My child went to the 1st grade of a private primary school this September, the first few weeks were fun, the grind began when homework was assigned. It was a dark moment for my boy and parents. The homework were full of gimmicks, everything looks more like reading comprehension than actual problem-solving. For Chinese class, students are expected to learn 5 or 10 new words every lesson but the practice nothing like it, learners have hard to grasp the intention of the tricky question and wording of the problems are mostly about guessing. I really miss the good o' days when I was young, the homework were just practicing the writing of the words learned at school, often a few lines of work can be done in minutes. The Math class is full of bullshit process. A graph showing 8 toys on the left and 7 on the right, asking how many of them in total? Also, 10 toys are expected to be outlined together. Why circle 10 toys? Later I realized that pupils are expected to remember 8+7==10+5 thus 10 is an important variable in the middle step, and 5 was added afterward. WTH? I think 6-year-olds are fully capable of remembering 8+7==15 and be done with it. Rote learning is perfectly fine during the early stage of arithmetics.

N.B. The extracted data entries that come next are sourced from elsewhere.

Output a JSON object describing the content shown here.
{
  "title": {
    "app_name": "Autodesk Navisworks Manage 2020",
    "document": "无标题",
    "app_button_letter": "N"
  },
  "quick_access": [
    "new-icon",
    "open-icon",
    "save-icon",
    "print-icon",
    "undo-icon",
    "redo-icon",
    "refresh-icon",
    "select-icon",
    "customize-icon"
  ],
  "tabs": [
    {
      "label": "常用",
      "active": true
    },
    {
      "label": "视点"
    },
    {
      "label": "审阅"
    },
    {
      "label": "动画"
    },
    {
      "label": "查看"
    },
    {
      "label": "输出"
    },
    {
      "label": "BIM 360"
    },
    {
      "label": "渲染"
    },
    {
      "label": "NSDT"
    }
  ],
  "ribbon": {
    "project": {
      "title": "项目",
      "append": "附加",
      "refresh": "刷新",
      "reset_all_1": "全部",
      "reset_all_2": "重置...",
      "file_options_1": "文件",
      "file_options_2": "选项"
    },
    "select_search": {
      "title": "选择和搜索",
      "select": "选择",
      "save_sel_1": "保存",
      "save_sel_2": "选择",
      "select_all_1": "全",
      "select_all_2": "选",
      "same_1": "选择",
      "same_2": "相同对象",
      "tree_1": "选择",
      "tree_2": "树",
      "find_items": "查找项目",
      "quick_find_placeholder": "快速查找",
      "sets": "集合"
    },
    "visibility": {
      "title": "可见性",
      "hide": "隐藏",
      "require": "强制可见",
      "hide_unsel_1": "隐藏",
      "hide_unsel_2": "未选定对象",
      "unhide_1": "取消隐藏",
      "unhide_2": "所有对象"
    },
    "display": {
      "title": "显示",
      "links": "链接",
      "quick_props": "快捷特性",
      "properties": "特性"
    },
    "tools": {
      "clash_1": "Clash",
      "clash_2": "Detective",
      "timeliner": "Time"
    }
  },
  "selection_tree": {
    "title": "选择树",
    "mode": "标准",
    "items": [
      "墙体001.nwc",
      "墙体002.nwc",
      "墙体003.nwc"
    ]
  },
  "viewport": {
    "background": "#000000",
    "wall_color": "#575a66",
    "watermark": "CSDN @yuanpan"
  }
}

I read very few books this year, as always. Watched significantly fewer movies, played hundreds of hours of GTA V and Paladins, I adopted the habit of listening to podcasts like Luogic Talkshow during the commute. This programme is meh but it's refreshing to hear what's happening from a non-technical person's perspective.
As been said, 2019 might be the worst year so far, but also the brightest amongst forthcoming years.